EVDE KALMIŞ KIZ SORUNU YA DA SORUSU: "LÜTFEN KIZIMLA EVLENİR MİSİNİZ?"... Bakırköy Belediye Tiyatrosu
"Lütfen Kızımla Evlenir misiniz”, Muzaffer İzgü'nün yanılmıyorsam 1997 yılında yazdığı bir oyun. Bugüne dek, başta İzmir Devlet Tiyatrosu olmak üzere, amatör profesyonel onlarca tiyatro grubu tarafından sahnelendiğini biliyorum. Konu, kocası öldükten sonra tüm hayatını kızını evlendirmeye adayan bir annenin, evlenmeye karşı direnen kızıyla giriştiği son derece ciddi uğraşı, güldürü biçeminde ele almasından yola çıkıyor. Anne, kırk yaşının üstündeki banka memuru kızına koca bulmak için her yolu denemekte, hatta “yol denemeyi” evlilik üzerine kurulu olan "reality show"ları izleyerek ve internette kızı adına “chat” yaparak oldukça abartmaktadır, falan…
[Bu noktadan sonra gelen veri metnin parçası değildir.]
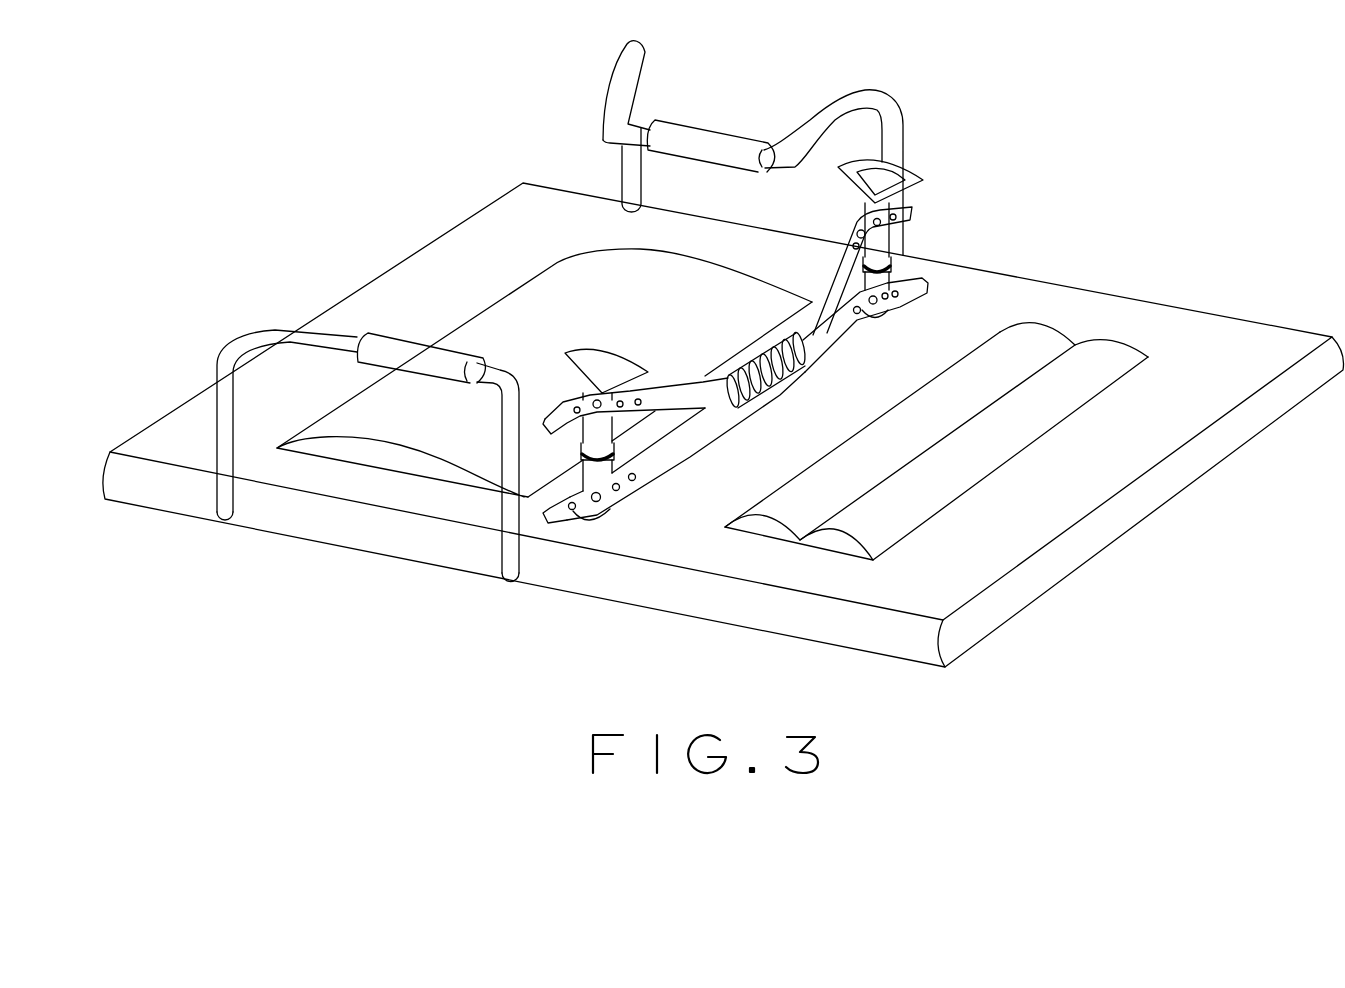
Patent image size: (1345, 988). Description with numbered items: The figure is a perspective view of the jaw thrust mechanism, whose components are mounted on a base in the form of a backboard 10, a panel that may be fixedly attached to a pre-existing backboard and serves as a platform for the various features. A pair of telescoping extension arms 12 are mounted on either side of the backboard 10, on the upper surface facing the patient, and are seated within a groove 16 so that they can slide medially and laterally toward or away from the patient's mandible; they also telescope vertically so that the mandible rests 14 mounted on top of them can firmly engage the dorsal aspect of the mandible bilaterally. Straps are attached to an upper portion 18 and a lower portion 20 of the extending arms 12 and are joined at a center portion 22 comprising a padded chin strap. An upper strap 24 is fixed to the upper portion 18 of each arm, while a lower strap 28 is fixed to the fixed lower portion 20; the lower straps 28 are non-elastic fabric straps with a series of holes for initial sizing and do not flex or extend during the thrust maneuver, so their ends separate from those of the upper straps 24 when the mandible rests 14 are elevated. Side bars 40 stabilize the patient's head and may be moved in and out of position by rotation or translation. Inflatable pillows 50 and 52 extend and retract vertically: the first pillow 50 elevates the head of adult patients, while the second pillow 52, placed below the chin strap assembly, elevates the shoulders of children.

The backboard 10 is at (1188, 550).
The telescoping extension arms 12 is at (887, 283).
The mandible rests 14 is at (903, 163).
The groove 16 is at (848, 335).
The upper portion 18 is at (567, 408).
The lower portion 20 is at (556, 518).
The center portion 22 is at (770, 376).
The upper strap 24 is at (690, 395).
The lower strap 28 is at (660, 457).
The side bars 40 is at (337, 340).
The first pillow 50 is at (622, 312).
The second pillow 52 is at (998, 442).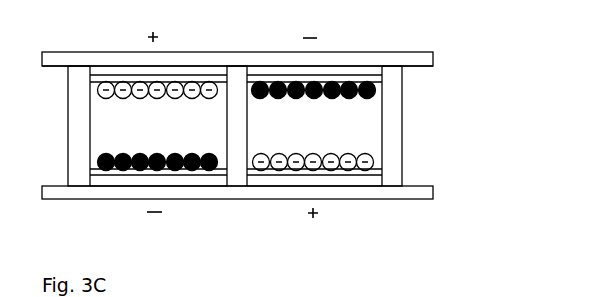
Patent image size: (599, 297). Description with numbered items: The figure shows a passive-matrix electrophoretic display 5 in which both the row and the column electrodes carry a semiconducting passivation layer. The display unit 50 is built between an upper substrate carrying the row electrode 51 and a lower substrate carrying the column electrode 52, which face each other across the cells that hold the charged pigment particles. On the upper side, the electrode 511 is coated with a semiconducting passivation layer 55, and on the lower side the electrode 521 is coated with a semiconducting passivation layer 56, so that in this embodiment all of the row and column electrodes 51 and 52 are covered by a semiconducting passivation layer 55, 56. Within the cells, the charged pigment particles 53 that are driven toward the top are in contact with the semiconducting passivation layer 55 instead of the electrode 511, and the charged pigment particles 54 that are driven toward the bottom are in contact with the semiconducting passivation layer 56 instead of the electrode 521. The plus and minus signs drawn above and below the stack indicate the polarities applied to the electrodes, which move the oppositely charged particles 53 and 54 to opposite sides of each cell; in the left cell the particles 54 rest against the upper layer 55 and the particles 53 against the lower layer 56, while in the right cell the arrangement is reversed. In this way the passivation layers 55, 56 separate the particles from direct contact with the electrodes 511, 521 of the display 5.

The display 5 is at (498, 135).
The electrophoretic display unit 50 is at (264, 123).
The row electrode 51 is at (254, 43).
The electrode 511 is at (342, 67).
The column electrode 52 is at (256, 198).
The electrode 521 is at (323, 181).
The charged pigment particles 53 is at (258, 82).
The charged pigment particles 54 is at (372, 163).
The semiconducting passivation layer 55 is at (373, 78).
The semiconducting passivation layer 56 is at (352, 172).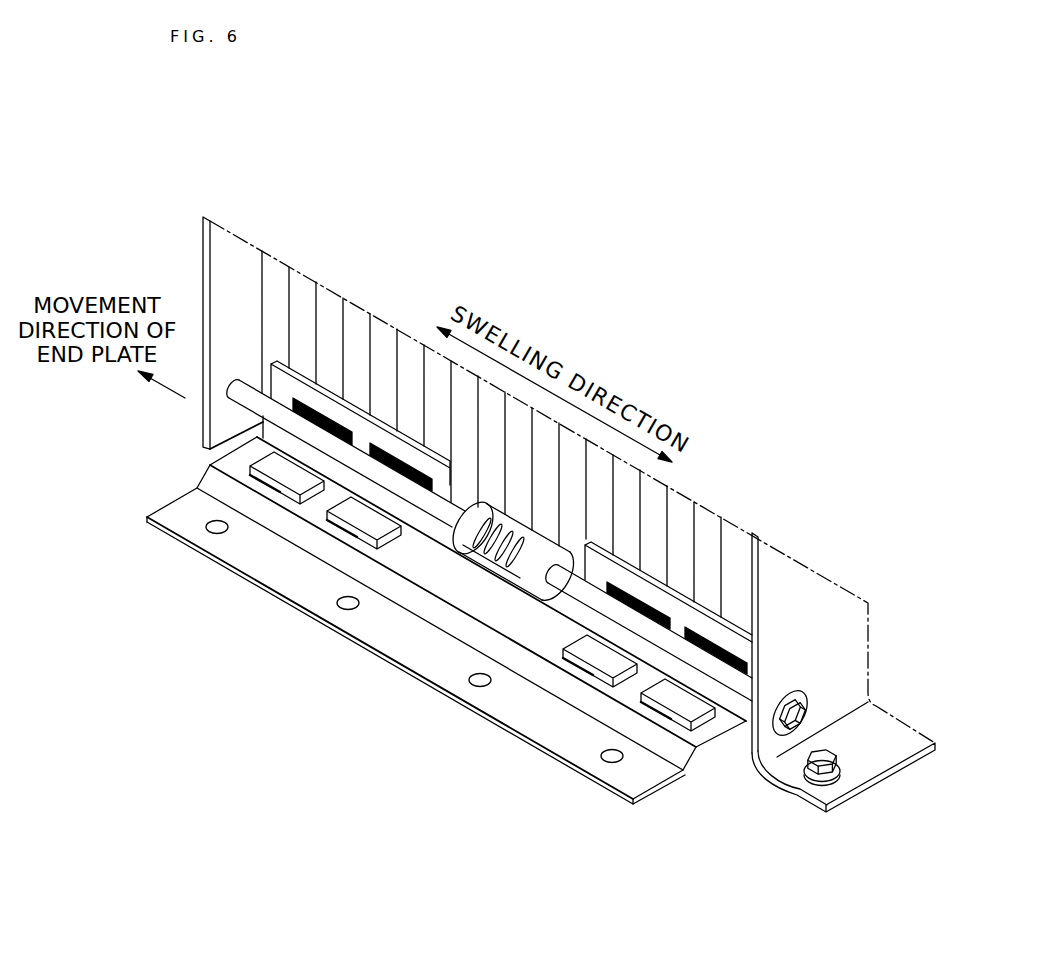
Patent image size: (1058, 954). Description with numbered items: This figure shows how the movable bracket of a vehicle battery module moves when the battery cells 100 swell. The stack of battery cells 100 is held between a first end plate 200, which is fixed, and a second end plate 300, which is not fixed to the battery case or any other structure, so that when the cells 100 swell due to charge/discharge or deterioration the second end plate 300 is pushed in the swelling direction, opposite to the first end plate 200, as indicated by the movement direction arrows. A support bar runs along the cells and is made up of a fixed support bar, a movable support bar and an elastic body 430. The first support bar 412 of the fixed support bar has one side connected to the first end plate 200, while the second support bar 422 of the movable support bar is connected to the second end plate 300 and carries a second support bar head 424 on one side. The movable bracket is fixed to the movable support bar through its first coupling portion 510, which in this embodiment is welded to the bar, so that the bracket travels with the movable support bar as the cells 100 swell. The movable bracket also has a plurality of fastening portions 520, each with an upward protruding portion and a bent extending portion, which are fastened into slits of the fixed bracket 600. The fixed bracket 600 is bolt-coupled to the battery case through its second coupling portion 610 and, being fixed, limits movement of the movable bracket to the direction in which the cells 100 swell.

The battery cell 100 is at (296, 292).
The first end plate 200 is at (812, 598).
The second end plate 300 is at (222, 275).
The first support bar 412 is at (587, 590).
The second support bar 422 is at (332, 446).
The second support bar head 424 is at (483, 513).
The elastic body 430 is at (487, 563).
The first coupling portion 510 is at (311, 414).
The fastening portion 520 is at (680, 697).
The fixed bracket 600 is at (272, 566).
The second coupling portion 610 is at (605, 753).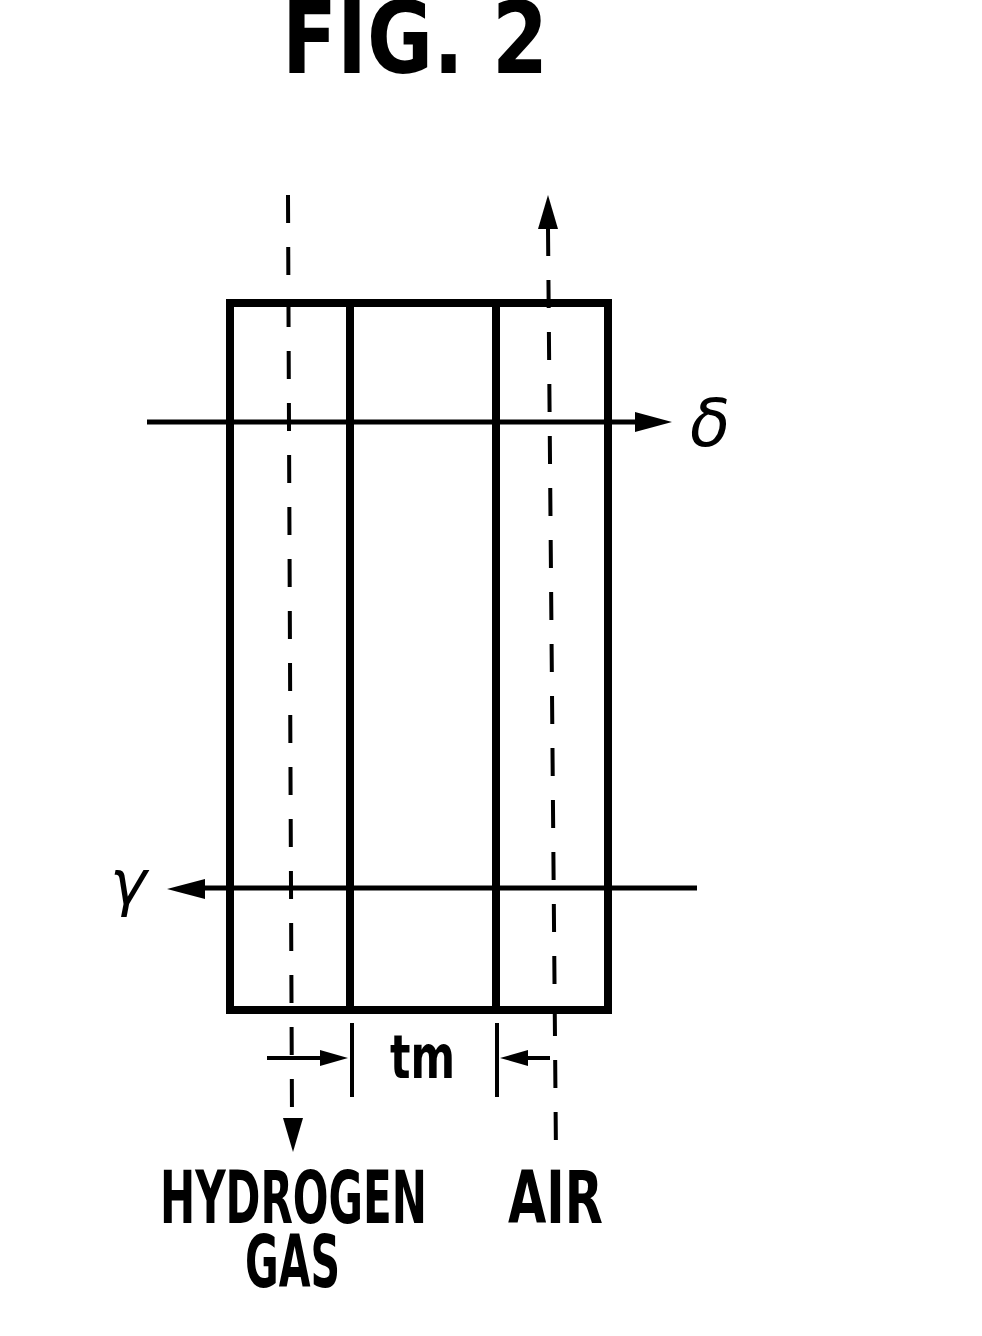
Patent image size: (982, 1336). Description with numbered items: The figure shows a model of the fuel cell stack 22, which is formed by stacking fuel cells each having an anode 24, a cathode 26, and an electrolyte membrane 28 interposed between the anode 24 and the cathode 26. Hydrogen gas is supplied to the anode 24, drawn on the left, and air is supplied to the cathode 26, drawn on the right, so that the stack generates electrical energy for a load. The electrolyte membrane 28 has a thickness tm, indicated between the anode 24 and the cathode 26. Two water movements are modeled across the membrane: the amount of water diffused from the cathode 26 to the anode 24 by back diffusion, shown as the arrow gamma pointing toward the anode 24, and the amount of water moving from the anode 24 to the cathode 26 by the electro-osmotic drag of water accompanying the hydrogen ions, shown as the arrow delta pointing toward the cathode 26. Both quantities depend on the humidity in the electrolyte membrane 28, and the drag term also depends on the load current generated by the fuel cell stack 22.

The fuel cell stack 22 is at (593, 292).
The anode 24 is at (251, 644).
The cathode 26 is at (588, 642).
The electrolyte membrane 28 is at (423, 328).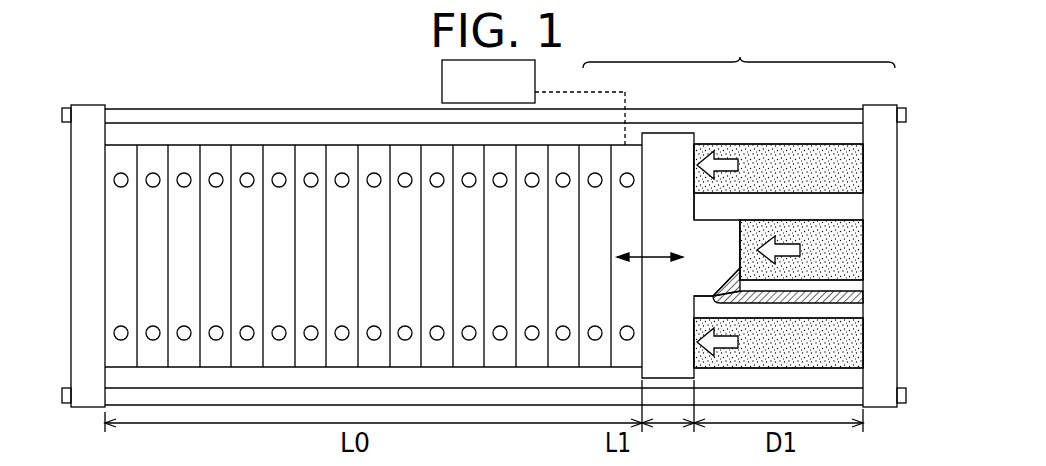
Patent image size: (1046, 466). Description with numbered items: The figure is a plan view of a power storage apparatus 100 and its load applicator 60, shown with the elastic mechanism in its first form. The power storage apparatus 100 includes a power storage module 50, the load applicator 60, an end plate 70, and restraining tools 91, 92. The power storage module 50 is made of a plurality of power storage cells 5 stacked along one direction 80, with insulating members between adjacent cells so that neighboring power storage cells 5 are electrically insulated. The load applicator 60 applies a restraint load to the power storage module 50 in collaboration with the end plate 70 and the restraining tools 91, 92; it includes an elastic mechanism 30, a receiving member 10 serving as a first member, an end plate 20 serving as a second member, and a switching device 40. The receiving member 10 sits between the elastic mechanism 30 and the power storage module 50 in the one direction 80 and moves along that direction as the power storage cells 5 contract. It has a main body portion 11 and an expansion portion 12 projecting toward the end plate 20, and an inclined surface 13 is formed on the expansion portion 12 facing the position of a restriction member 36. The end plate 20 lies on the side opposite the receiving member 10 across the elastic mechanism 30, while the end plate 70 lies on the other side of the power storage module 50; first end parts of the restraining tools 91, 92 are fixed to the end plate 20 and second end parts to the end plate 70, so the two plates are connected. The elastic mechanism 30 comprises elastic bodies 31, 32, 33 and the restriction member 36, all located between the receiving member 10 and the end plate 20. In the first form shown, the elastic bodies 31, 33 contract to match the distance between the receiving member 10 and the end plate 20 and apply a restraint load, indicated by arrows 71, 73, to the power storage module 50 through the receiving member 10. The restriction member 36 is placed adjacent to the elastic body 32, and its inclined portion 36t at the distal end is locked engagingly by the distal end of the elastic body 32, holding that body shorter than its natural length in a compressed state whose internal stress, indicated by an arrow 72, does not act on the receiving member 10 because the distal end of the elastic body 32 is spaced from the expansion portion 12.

The power storage apparatus 100 is at (205, 101).
The power storage cells 5 is at (276, 155).
The receiving member 10 is at (669, 132).
The main body portion 11 is at (676, 207).
The expansion portion 12 is at (722, 232).
The inclined surface 13 is at (703, 298).
The end plate 20 is at (878, 134).
The elastic mechanism 30 is at (817, 217).
The elastic body 31 is at (832, 169).
The elastic body 32 is at (832, 252).
The elastic body 33 is at (832, 343).
The restriction member 36 is at (794, 287).
The inclined portion 36t is at (727, 272).
The switching device 40 is at (535, 78).
The power storage module 50 is at (372, 136).
The load applicator 60 is at (739, 49).
The end plate 70 is at (88, 134).
The arrow 71 is at (697, 165).
The arrow 72 is at (757, 250).
The arrow 73 is at (697, 342).
The one direction 80 is at (662, 259).
The restraining tool 91 is at (229, 116).
The restraining tool 92 is at (287, 398).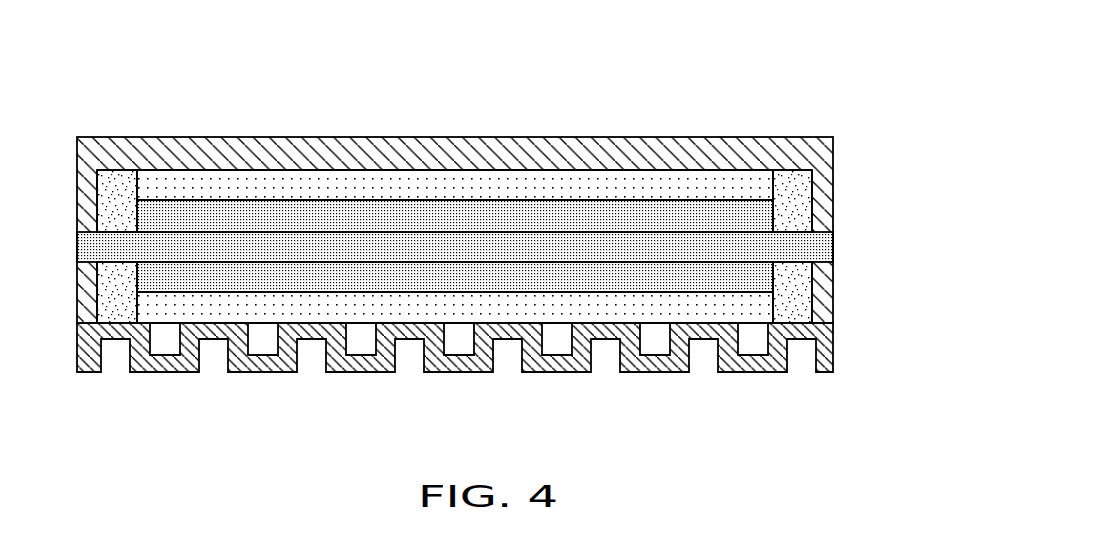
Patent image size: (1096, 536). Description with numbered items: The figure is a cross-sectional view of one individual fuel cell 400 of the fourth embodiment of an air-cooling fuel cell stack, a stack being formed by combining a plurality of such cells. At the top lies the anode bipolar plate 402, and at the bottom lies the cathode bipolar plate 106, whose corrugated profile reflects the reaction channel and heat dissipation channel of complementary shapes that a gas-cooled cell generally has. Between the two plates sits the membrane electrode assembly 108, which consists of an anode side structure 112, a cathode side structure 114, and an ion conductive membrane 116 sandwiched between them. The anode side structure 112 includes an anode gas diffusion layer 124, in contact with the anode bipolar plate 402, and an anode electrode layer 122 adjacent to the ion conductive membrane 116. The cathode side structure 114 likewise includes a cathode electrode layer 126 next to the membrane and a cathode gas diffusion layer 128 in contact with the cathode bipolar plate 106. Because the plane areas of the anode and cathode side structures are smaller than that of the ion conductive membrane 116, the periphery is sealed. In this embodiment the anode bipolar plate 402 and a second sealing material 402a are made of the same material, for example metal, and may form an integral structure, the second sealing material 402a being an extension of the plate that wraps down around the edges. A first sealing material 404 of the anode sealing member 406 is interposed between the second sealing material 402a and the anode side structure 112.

The fuel cell 400 is at (141, 91).
The anode bipolar plate 402 is at (701, 150).
The second sealing material 402a is at (818, 187).
The first sealing material 404 is at (118, 213).
The anode sealing member 406 is at (879, 195).
The membrane electrode assembly 108 is at (832, 2).
The anode side structure 112 is at (602, 83).
The cathode side structure 114 is at (447, 83).
The ion conductive membrane 116 is at (92, 247).
The anode electrode layer 122 is at (593, 213).
The anode gas diffusion layer 124 is at (515, 185).
The cathode electrode layer 126 is at (365, 275).
The cathode gas diffusion layer 128 is at (442, 310).
The cathode bipolar plate 106 is at (753, 363).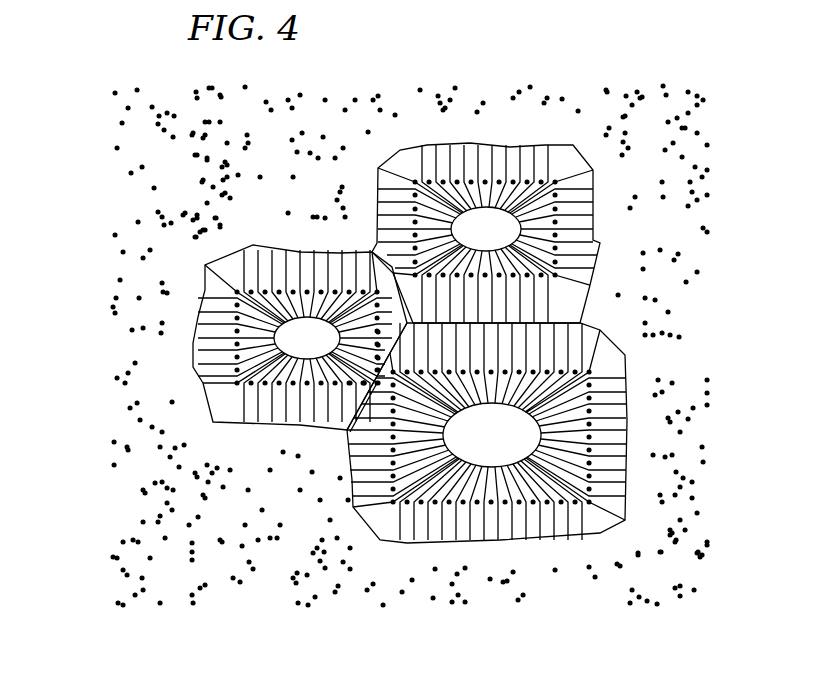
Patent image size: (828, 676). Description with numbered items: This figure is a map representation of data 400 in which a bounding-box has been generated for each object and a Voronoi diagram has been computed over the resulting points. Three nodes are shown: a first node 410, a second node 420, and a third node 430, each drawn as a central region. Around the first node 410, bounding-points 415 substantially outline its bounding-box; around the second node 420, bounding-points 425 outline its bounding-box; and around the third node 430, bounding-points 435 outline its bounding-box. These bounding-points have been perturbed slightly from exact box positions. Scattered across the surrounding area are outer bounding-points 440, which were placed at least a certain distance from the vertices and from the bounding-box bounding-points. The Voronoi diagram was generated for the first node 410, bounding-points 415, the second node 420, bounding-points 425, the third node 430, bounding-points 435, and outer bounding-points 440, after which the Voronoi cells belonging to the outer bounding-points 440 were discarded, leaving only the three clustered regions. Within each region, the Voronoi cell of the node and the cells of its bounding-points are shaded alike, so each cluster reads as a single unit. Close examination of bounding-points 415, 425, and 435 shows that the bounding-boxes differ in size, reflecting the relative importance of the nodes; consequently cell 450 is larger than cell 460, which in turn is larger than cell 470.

MUZAFFER İZGÜ AĞABEYİM, GENE MERAKLARI KIŞKIŞLIYOR
Tiyatro, hiç kuşkusuz kişinin dünya görüşünü oluşturan, seyircisini önemli pek çok soruyu bilinçaltından yanıtlamaya zorlayan bir sanat dalı. Muzaffer İzgü Ağabeyimiz de, seyircisinin/okurunun meraklarını geliştiren, onların kültür oluşumuna katkıda bulunan bir mizah yazarımız. Türkiye için bir nimet… İzgü, bütün güzel sanat dallarının insan için olduğunu peşinen kabullenir vee… Tiyatronun bütün sanat dallarını kapsadığına inanır. İnandığındandır ki, onca oyun metnine de imza atmıştır. İnsan belleğine kolayca yerleşir Muzaffer İzgü'nün eserleri. İnsan olana düşler kurdurtur, sorular sordurtur, yanıtlar aratır.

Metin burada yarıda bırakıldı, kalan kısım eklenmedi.